Updating a table in sql server 2016
To understand better the locking in SQL Server, it is important to understand that locking is designed to ensure the integrity of the data in the database, as it forces every SQL Server transaction to pass the ACID test.
ACID test consists of 4 requirements that every transaction have to pass successfully: SQL Server locking is the essential part of the isolation requirement and it serves to lock the objects affected by a transaction.
However, a shared lock can be imposed by several transactions at the same time over the same page or row and in that way several transactions can the ability for data reading since the reading process itself will not affect anyhow the actual page or row data.
In addition, a shared lock will allow write operations, but no DDL changes will be allowed Update lock (U) – this lock is similar to an exclusive lock but is designed to be more flexible in a way.
Essentially, locks are in-memory structures which have owners, types, and the hash of the resource that it should protect.
A lock as an in-memory structure is 96 bytes in size.
Without escalation, locks could require a significant amount of memory resources.
Now that lock modes and lock hierarchy have been explained, let’s further elaborate on lock modes and how those translate to a lock hierarchy. At the row level, the following three lock modes can be applied: ✓ – Compatible ✗ – Incompatible A Schema lock (Sch) is also a table level lock as well, but it is not a data related lock To better understand the compatibility between these lock types, please refer to this table: In order to prevent a situation where locking is using too many resources, SQL Server has introduced the lock escalation feature.

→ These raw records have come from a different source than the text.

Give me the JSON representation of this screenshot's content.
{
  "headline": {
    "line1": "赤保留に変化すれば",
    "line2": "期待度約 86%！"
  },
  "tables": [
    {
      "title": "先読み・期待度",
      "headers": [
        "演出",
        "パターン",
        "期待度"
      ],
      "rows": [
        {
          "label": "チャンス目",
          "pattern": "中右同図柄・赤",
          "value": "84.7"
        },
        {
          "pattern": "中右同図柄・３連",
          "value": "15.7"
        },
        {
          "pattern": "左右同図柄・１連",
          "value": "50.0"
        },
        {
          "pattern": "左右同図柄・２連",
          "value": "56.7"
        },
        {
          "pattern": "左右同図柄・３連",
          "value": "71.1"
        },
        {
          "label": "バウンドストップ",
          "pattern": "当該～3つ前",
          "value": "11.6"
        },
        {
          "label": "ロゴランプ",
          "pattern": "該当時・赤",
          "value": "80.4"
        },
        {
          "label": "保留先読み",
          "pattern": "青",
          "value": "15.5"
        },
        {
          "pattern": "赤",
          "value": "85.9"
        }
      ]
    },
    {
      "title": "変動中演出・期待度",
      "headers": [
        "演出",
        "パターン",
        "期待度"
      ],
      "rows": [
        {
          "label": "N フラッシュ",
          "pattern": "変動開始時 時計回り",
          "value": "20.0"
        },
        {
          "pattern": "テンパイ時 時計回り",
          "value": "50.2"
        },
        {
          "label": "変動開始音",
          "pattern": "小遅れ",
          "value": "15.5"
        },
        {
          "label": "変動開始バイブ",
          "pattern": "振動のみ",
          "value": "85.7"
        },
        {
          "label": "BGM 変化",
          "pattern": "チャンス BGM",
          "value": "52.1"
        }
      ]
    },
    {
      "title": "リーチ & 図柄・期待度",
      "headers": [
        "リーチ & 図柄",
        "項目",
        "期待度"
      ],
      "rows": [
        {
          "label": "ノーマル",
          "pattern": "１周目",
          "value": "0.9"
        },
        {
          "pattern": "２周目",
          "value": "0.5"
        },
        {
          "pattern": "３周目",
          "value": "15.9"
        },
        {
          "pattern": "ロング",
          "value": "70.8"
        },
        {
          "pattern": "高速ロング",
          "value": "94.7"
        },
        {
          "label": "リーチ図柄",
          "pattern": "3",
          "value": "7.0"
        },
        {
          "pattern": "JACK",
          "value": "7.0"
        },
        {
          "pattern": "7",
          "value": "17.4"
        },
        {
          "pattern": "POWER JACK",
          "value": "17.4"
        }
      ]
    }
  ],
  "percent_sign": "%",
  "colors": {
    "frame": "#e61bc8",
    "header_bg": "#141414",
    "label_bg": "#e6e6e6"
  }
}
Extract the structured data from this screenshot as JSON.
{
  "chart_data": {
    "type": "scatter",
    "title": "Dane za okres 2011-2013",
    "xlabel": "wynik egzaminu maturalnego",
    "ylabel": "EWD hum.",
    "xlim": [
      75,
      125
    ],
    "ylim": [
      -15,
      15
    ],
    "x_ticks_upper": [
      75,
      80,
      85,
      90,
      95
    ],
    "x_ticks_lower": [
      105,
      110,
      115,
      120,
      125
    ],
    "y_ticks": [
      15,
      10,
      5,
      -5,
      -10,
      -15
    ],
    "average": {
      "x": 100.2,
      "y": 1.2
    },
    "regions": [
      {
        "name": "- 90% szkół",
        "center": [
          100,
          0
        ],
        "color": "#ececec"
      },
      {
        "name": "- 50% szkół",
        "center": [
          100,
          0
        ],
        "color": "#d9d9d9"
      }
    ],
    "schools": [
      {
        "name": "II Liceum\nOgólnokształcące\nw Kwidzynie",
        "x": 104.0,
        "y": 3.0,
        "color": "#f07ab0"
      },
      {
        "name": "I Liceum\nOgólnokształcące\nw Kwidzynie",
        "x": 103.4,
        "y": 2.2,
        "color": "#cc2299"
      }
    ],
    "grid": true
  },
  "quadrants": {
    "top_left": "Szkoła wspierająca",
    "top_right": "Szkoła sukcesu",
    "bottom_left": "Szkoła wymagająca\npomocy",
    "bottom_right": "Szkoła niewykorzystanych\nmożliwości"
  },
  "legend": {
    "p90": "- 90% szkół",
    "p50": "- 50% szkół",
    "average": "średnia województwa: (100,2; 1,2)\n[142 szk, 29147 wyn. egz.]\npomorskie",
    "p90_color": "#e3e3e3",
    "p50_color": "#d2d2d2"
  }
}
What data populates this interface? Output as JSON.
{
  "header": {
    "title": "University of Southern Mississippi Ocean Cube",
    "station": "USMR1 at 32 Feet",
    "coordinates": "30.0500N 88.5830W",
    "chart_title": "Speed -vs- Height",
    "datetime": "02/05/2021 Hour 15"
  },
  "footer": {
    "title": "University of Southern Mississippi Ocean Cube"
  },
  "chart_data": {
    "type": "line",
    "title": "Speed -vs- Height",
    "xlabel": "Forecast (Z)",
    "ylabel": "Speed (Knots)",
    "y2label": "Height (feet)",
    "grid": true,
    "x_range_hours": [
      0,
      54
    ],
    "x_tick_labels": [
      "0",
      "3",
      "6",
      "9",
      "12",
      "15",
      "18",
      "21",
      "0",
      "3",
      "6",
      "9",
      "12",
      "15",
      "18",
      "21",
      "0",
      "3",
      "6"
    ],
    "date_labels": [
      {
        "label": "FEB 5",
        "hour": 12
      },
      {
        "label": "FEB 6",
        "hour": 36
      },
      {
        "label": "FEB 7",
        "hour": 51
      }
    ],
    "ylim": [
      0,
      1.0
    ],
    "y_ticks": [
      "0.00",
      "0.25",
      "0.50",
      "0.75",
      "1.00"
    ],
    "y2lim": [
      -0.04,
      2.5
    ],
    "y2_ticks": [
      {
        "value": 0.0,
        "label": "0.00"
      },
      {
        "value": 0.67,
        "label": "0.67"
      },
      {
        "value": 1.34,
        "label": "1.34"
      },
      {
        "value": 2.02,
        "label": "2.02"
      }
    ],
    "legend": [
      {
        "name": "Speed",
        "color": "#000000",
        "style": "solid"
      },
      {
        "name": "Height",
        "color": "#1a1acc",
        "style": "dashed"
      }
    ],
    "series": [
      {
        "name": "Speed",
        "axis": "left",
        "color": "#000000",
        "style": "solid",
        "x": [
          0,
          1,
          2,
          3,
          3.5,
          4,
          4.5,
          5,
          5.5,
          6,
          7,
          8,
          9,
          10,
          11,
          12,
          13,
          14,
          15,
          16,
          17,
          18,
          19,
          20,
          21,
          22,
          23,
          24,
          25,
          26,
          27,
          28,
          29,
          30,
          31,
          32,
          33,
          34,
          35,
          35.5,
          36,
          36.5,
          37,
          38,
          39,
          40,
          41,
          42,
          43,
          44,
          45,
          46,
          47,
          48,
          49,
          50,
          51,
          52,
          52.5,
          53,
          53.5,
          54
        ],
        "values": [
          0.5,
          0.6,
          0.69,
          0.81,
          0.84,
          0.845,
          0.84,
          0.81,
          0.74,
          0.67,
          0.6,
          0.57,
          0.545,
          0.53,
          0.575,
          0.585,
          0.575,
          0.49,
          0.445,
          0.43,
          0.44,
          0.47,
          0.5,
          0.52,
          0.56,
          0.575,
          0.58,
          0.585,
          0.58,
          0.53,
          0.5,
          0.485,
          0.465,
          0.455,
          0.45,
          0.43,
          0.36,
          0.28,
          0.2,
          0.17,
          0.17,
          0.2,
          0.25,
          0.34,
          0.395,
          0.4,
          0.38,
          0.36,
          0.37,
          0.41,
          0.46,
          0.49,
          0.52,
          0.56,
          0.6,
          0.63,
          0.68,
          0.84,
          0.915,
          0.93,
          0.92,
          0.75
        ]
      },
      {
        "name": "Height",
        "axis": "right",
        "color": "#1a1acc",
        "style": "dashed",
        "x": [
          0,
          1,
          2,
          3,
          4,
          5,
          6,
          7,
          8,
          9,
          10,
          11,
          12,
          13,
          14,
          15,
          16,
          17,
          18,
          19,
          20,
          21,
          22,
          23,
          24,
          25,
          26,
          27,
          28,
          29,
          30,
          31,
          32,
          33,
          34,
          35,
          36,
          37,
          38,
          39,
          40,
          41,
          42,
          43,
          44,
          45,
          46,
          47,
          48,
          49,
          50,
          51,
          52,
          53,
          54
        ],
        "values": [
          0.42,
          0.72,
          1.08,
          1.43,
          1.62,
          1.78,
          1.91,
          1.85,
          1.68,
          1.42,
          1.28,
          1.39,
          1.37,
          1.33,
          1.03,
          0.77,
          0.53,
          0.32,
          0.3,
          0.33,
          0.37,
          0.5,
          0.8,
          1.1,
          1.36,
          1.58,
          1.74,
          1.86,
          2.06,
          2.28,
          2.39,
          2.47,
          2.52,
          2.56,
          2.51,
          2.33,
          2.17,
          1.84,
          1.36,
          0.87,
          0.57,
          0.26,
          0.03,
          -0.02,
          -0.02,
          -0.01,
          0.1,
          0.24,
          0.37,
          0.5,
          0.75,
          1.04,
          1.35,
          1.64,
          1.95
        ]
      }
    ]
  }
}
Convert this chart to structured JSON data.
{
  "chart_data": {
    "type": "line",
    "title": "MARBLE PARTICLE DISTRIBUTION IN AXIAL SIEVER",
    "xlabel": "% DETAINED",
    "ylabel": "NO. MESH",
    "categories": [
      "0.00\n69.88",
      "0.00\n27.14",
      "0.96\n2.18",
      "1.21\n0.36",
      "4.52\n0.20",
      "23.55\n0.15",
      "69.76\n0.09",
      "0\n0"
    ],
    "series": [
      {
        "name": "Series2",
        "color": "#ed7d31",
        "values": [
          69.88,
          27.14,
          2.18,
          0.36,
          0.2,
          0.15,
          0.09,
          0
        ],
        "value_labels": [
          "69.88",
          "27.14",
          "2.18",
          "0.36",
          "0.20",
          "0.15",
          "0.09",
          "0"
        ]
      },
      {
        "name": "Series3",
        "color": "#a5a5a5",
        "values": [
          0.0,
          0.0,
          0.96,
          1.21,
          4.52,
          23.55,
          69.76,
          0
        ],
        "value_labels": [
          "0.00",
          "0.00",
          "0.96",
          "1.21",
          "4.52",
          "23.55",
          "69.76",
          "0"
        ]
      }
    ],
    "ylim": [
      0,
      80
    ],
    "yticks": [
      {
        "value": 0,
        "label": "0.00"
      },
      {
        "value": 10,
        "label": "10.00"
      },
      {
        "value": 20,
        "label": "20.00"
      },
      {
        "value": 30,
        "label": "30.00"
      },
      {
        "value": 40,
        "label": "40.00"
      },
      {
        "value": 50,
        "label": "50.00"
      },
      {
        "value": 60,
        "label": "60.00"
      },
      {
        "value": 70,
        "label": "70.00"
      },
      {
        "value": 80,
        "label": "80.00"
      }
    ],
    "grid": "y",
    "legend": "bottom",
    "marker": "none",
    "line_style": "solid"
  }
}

After the transaction acquires an SIU lock on the table, the query with the PAGELOCK hint will acquire the shared (S) lock while the update query will acquire intent update (IU) lock Update with intent exclusive (UIX) – when update lock (U) and intent exclusive (IX) locks are acquired at lower hierarchy resources in the table simultaneously, the update with intent exclusive lock will be acquired at the table level as a consequence Schema locks (Sch) – The SQL Server database engine recognizes two types of the schema locks: Schema modification lock (Sch-M) and Schema stability lock (Sch-S) Bulk Update locks (BU) – this lock is designed to be used by bulk import operations when issued with a TABLOCK argument/hint.
When a bulk update lock is acquired, other processes will not be able to access a table during the bulk load execution.
Once the transaction that holds the update lock is ready to change the data, the update lock (U) will be transformed to an exclusive lock (X).
It is important to understand that update lock is asymmetrical in regards of shared locks.